Detroit is a game ahead of Tampa Bay and split its series with the Bucs, but the Lions have a brutal second-half schedule, especially when you consider the team does not play well outside of the Silverdome. A three-game stretch beginning Nov. 30 has Detroit at Minnesota, at Green Bay and at the Jets. The Lions haven't won in Wisconsin since 1991 and they've won only twice in Minnesota since 1993.
The Saints are likely to be 7-3 when they play host to Oakland in two weeks. New Orleans is a huge surprise but is getting great production from running back Ricky Williams and a sterling effort from the defense. But quarterback Jeff Blake has a rating of just 76.0. Still, he is one of the best deep passers in the game.
"Chris (Berman) and I like to say (Jeff Blake) throws the ball out of the screen, meaning on many occasions he throws the bomb and you don't see the ball for a period of time," Jackson said. "He gives them the opportunity to make plays whether Ricky Williams is successful or not. I think New Orleans is one of the best kept secrets going right now."
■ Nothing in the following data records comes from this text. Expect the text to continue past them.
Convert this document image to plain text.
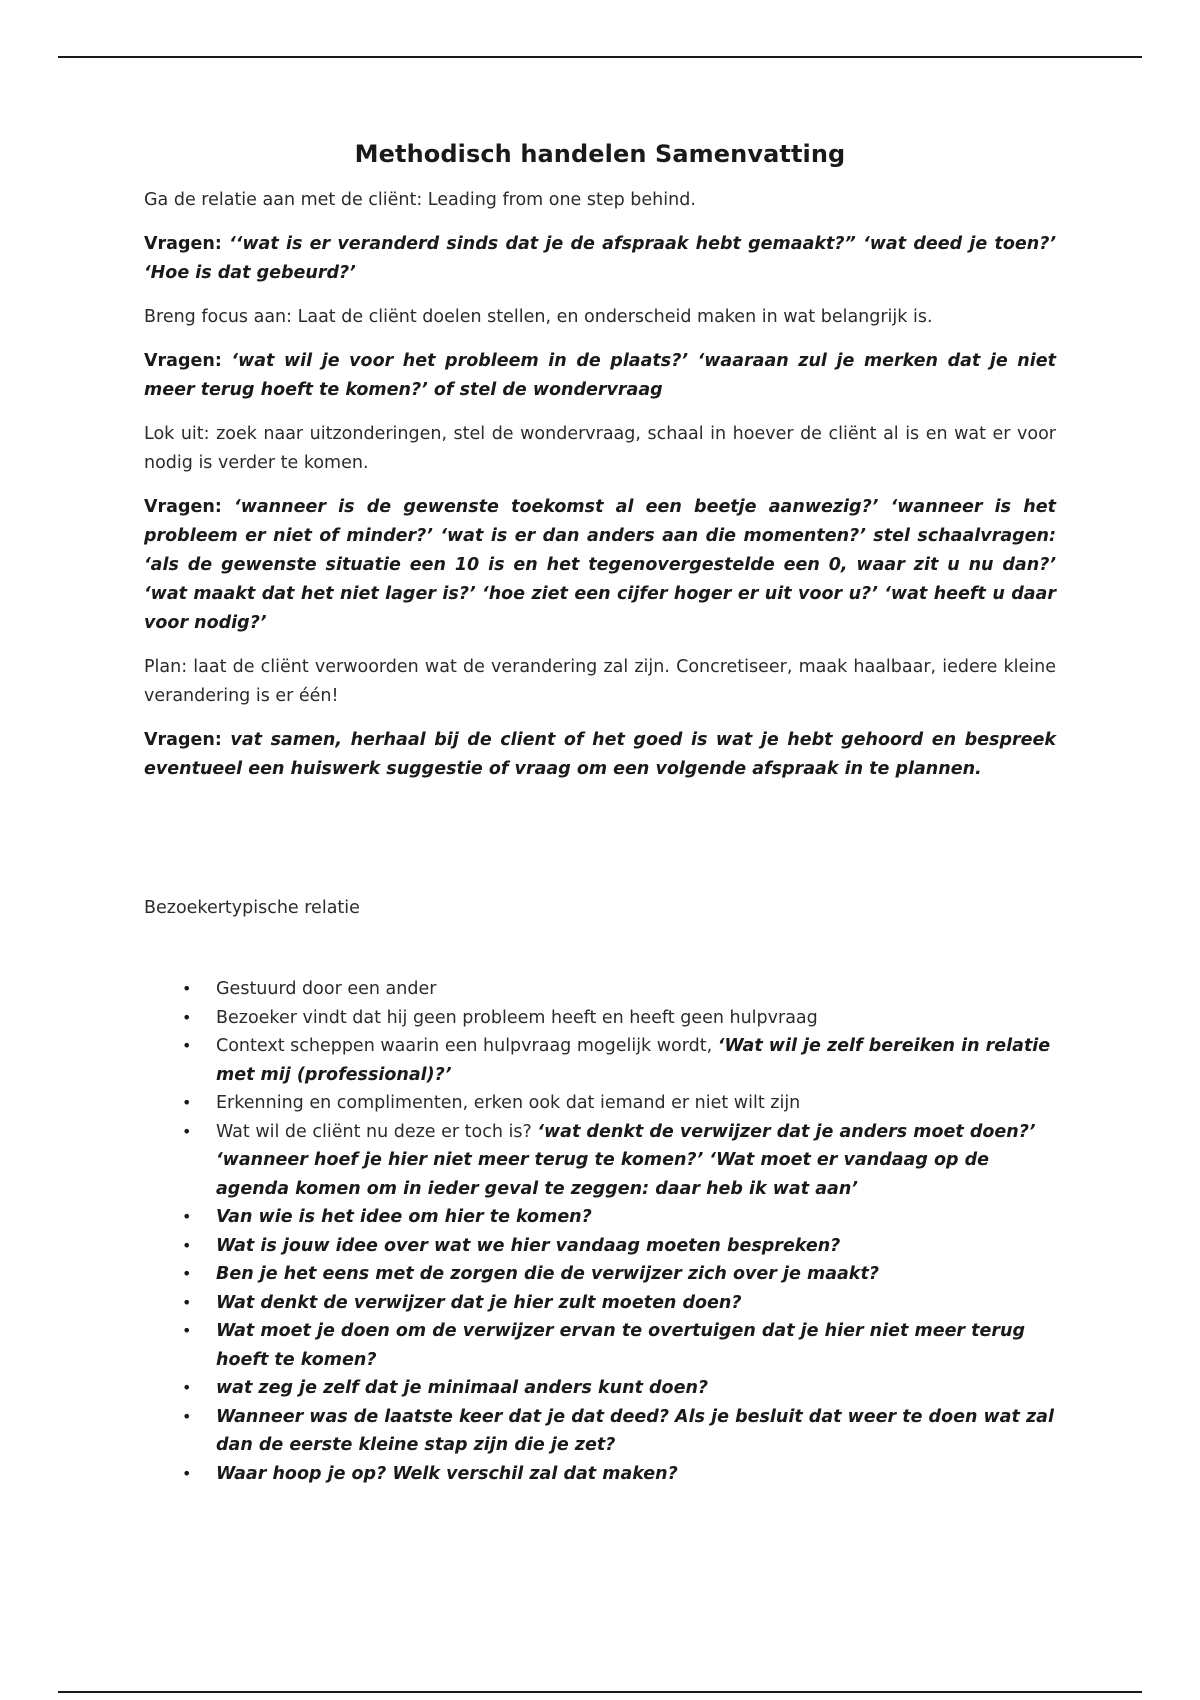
Methodisch handelen Samenvatting

Ga de relatie aan met de cliënt: Leading from one step behind.

Vragen: ‘‘wat is er veranderd sinds dat je de afspraak hebt gemaakt?” ‘wat deed je toen?’ ‘Hoe is dat gebeurd?’

Breng focus aan: Laat de cliënt doelen stellen, en onderscheid maken in wat belangrijk is.

Vragen: ‘wat wil je voor het probleem in de plaats?’ ‘waaraan zul je merken dat je niet meer terug hoeft te komen?’ of stel de wondervraag

Lok uit: zoek naar uitzonderingen, stel de wondervraag, schaal in hoever de cliënt al is en wat er voor nodig is verder te komen.

Vragen: ‘wanneer is de gewenste toekomst al een beetje aanwezig?’ ‘wanneer is het probleem er niet of minder?’ ‘wat is er dan anders aan die momenten?’ stel schaalvragen: ‘als de gewenste situatie een 10 is en het tegenovergestelde een 0, waar zit u nu dan?’ ‘wat maakt dat het niet lager is?’ ‘hoe ziet een cijfer hoger er uit voor u?’ ‘wat heeft u daar voor nodig?’

Plan: laat de cliënt verwoorden wat de verandering zal zijn. Concretiseer, maak haalbaar, iedere kleine verandering is er één!

Vragen: vat samen, herhaal bij de client of het goed is wat je hebt gehoord en bespreek eventueel een huiswerk suggestie of vraag om een volgende afspraak in te plannen.

Bezoekertypische relatie

• Gestuurd door een ander
• Bezoeker vindt dat hij geen probleem heeft en heeft geen hulpvraag
• Context scheppen waarin een hulpvraag mogelijk wordt, ‘Wat wil je zelf bereiken in relatie met mij (professional)?’
• Erkenning en complimenten, erken ook dat iemand er niet wilt zijn
• Wat wil de cliënt nu deze er toch is? ‘wat denkt de verwijzer dat je anders moet doen?’ ‘wanneer hoef je hier niet meer terug te komen?’ ‘Wat moet er vandaag op de agenda komen om in ieder geval te zeggen: daar heb ik wat aan’
• Van wie is het idee om hier te komen?
• Wat is jouw idee over wat we hier vandaag moeten bespreken?
• Ben je het eens met de zorgen die de verwijzer zich over je maakt?
• Wat denkt de verwijzer dat je hier zult moeten doen?
• Wat moet je doen om de verwijzer ervan te overtuigen dat je hier niet meer terug hoeft te komen?
• wat zeg je zelf dat je minimaal anders kunt doen?
• Wanneer was de laatste keer dat je dat deed? Als je besluit dat weer te doen wat zal dan de eerste kleine stap zijn die je zet?
• Waar hoop je op? Welk verschil zal dat maken?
At 3-5, Carolina, Dallas and Green Bay cannot be ruled out. Yet the Panthers, Cowboys and Packers have not shown the consistency of a playoff contender. Carolina's offense and defense have been erratic, the Dallas defense has struggled at stopping the run and Green Bay has had trouble on defense and special teams.
The Panthers still have two games remaining against St. Louis, plus home games against Green Bay and New Orleans and road games against Kansas City and Oakland. Only one team on Dallas' remaining schedule is below .500 and Green Bay may find itself at 3-8 in three weeks.